Cumhurbaşkanı seçimi kampanyası dolayısıyla eski ve yeni Türkiye arasındaki farklar, her zeminde irdelenmeye başladı... Ancak çok kısa süre içinde gerçekleşen büyük değişimin yansıdığı alanları soyut içeriklerle değerlendirmek, bazılarına fazla şey ifade etmiyor. "Vesayet" veya "Çözüm" kapsamındaki eski-yeni farklarını daha somut örneklerle anlatmak ve geçmişte yaşananları hatırlatmak galiba daha etkili olacaktır.
Mesela çok uzağa değil, Ecevit-Bahçeli Yılmaz koalisyonunun dağıldığı ve erken seçimle AK Parti'nin iktidar olduğu 2002 yılına dönelim. Nasıl oldu da Ecevit'in en sadık yol arkadaşı Hüsamettin Özkan, Kemal Derviş ile İsmail Cem'i Ecevit'ten kopartıp yeni bir parti kurma girişimine yöneldi?
İşte "Eski Türkiye"nin "Yeni Türkiye"den siyaseten ne kadar farklı olduğunu anlatacak en somut örneklerden bir tanesidir bu dönemde yer alan gelişmeler.
Paşalardan haber var
2006 yılının Temmuz'unda Habertürk televizyonunda Merih Meriç'in yönettiği Basın Kulübü programına konuk olan Hüsamettin Özkan, 2002'ye girerken Ecevit'ten nasıl koptuğunu veya kopartıldığını şöyle anlatmıştı: "-Radikal'den Murat Yetkin benim makamıma geldi. 29 Ekim'de paşaların kendisine "Ecevit gitsin, Özkan gelsin" mesajı ilettiklerini söyledi.
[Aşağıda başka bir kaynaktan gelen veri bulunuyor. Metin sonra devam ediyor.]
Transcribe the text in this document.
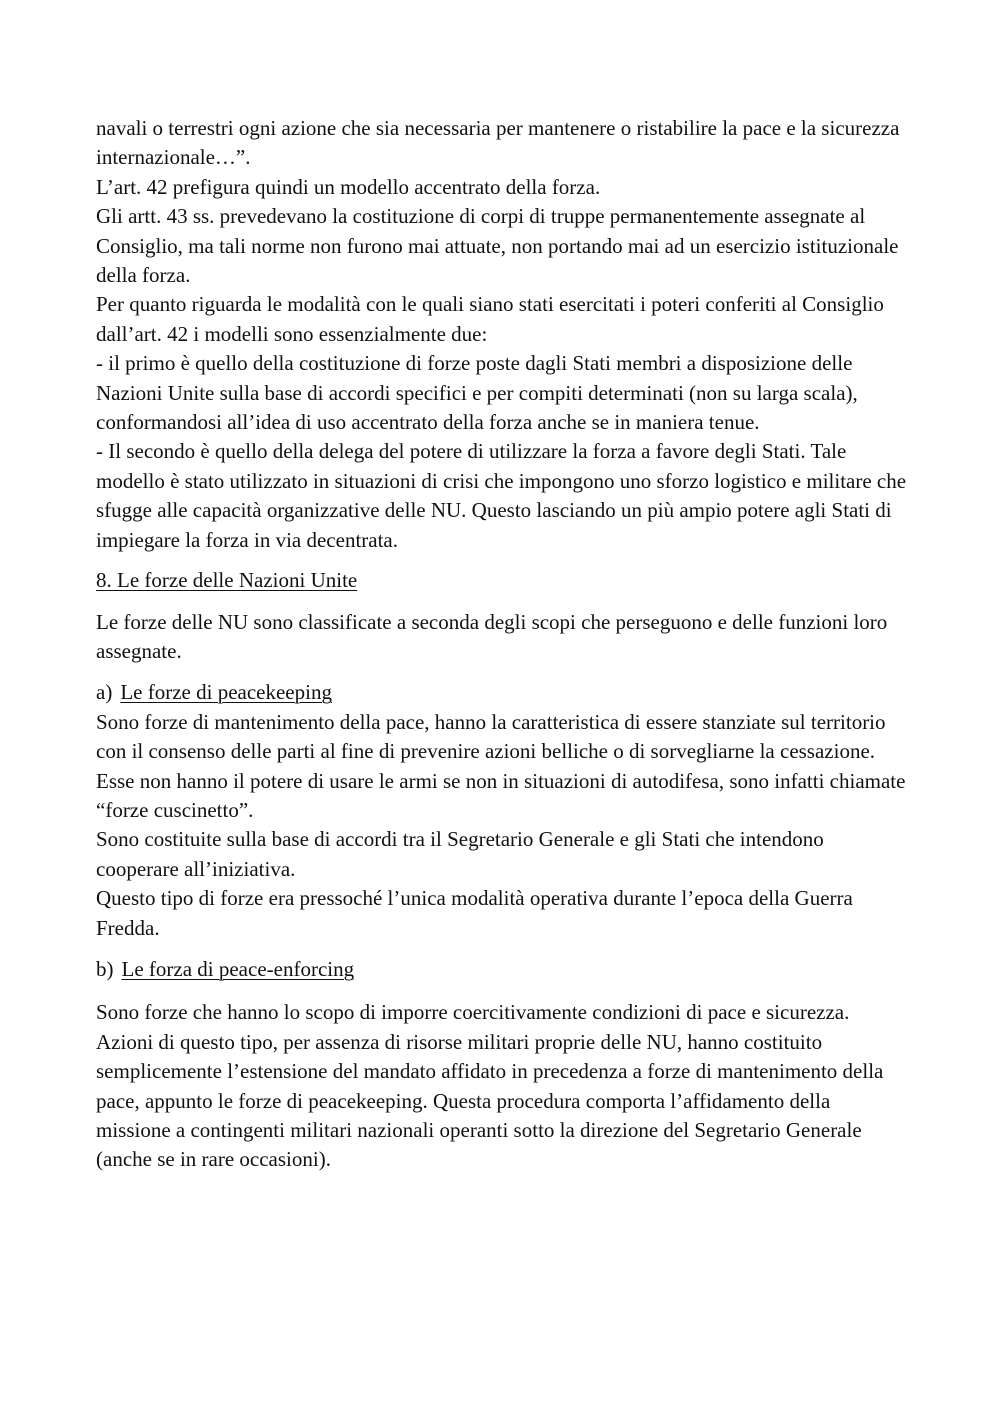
navali o terrestri ogni azione che sia necessaria per mantenere o ristabilire la pace e la sicurezza internazionale…”.

L’art. 42 prefigura quindi un modello accentrato della forza.

Gli artt. 43 ss. prevedevano la costituzione di corpi di truppe permanentemente assegnate al Consiglio, ma tali norme non furono mai attuate, non portando mai ad un esercizio istituzionale della forza.

Per quanto riguarda le modalità con le quali siano stati esercitati i poteri conferiti al Consiglio dall’art. 42 i modelli sono essenzialmente due:

- il primo è quello della costituzione di forze poste dagli Stati membri a disposizione delle Nazioni Unite sulla base di accordi specifici e per compiti determinati (non su larga scala), conformandosi all’idea di uso accentrato della forza anche se in maniera tenue.

- Il secondo è quello della delega del potere di utilizzare la forza a favore degli Stati. Tale modello è stato utilizzato in situazioni di crisi che impongono uno sforzo logistico e militare che sfugge alle capacità organizzative delle NU. Questo lasciando un più ampio potere agli Stati di impiegare la forza in via decentrata.

8. Le forze delle Nazioni Unite

Le forze delle NU sono classificate a seconda degli scopi che perseguono e delle funzioni loro assegnate.

a) Le forze di peacekeeping

Sono forze di mantenimento della pace, hanno la caratteristica di essere stanziate sul territorio con il consenso delle parti al fine di prevenire azioni belliche o di sorvegliarne la cessazione.

Esse non hanno il potere di usare le armi se non in situazioni di autodifesa, sono infatti chiamate “forze cuscinetto”.

Sono costituite sulla base di accordi tra il Segretario Generale e gli Stati che intendono cooperare all’iniziativa.

Questo tipo di forze era pressoché l’unica modalità operativa durante l’epoca della Guerra Fredda.

b) Le forza di peace-enforcing

Sono forze che hanno lo scopo di imporre coercitivamente condizioni di pace e sicurezza.

Azioni di questo tipo, per assenza di risorse militari proprie delle NU, hanno costituito semplicemente l’estensione del mandato affidato in precedenza a forze di mantenimento della pace, appunto le forze di peacekeeping. Questa procedura comporta l’affidamento della missione a contingenti militari nazionali operanti sotto la direzione del Segretario Generale (anche se in rare occasioni).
Ben bunun doğru olmadığını medyaya yansımaması gerektiğini söyledim. "Sayın Ecevit'e bunu aktarmak istiyorum" dedim. Başbakanımıza telefon ederek "Murat Yetkin'in bir arzı var" dedim. Beraber gittik, Ecevit'e de anlattı olanları.
Gazetecinin Başbakan'a arzı
-Ecevit "Emekli paşalar mı" diye sordu. Yetkin "Hayır efendim" dedi ama isim vermedi. Ecevit "Allah Allah" dedi. Kendinizi onun yerine koyun, siz ne düşünürsünüz? Bir gün sonra bu manşette verildi. Sayın Ecevit de bunu grup toplantısında gündeme getirdi. Bu manşet ertesinde haber "The Financial Times"da da çıktı ve tam 1 ay 4 gün sonra istifam istendi."
Hüsamettin Özkan'ın anlattığına göre o sırada Atina'da bulunan Kemal Derviş onu arayıp, "Ankara'dan ayrılma, beni bekle" demiş.
Daha sonra Özkan-
Derviş buluşmasında da, YTP'nin kurulması konusunda karara varmışlar.
Özkan, YTP'nin Genel Başkanı'nın Derviş olmasını istemiş. Ama Derviş, daha önce İsmail Cem'le görüşüp, Cem'in Genel Başkan olması konusunda anlaştığı için, bu gerçekleşmemiş.
Derviş neden tutum değiştirdi
Peki Derviş hem Özkan'ı, hem Cem'i YTP serüvenine sürükledikten sonra "Troika"yı bozup, neden CHP'ye katılmış? Hüsamettin Özkan'a göre "Derviş'in o sırada yaptığı ABD seyahatinde, onun görüşünü değiştiren bir şeyler olmuş olabilir." Paşaların "Hükümeti şu kursun" diye talimat verip bunu gazeteciler aracılığı ile siyasetçilere aktardıkları "Eski Türkiye"yi çabuk unutmadık mı? Neyse... neler olduğunu Özkan'ın anlattıklarını arşivden çıkartarak hatırlayalım:
"- İstifamdan 4-5 gün evvel Başbakanlık konutunda, Derviş'in de katıldığı bir zirve oldu. Derviş erken gelmiş, Ecevit'le özel görüşmüş.
Toplantı başlayınca bir rapor gündeme geldi. "Hastane raporu gerekli" konuşması oldu, ben tepki gösterdim, "Daha önce de kriz oldu, Ecevit hasta mıydı" dedim. Sonra Ecevit bana, Derviş'in kendisinden istifasını istediğini söyledi. Sağlık raporu alması gerektiğini ise Mesut Yılmaz söyledi."
Ne dersiniz? Bu defa sivil paşalardan gelen İhsanoğlu'nun aday olması talimatını Kılıçdaroğlu'na yine bir gazeteci mi arz etmiştir?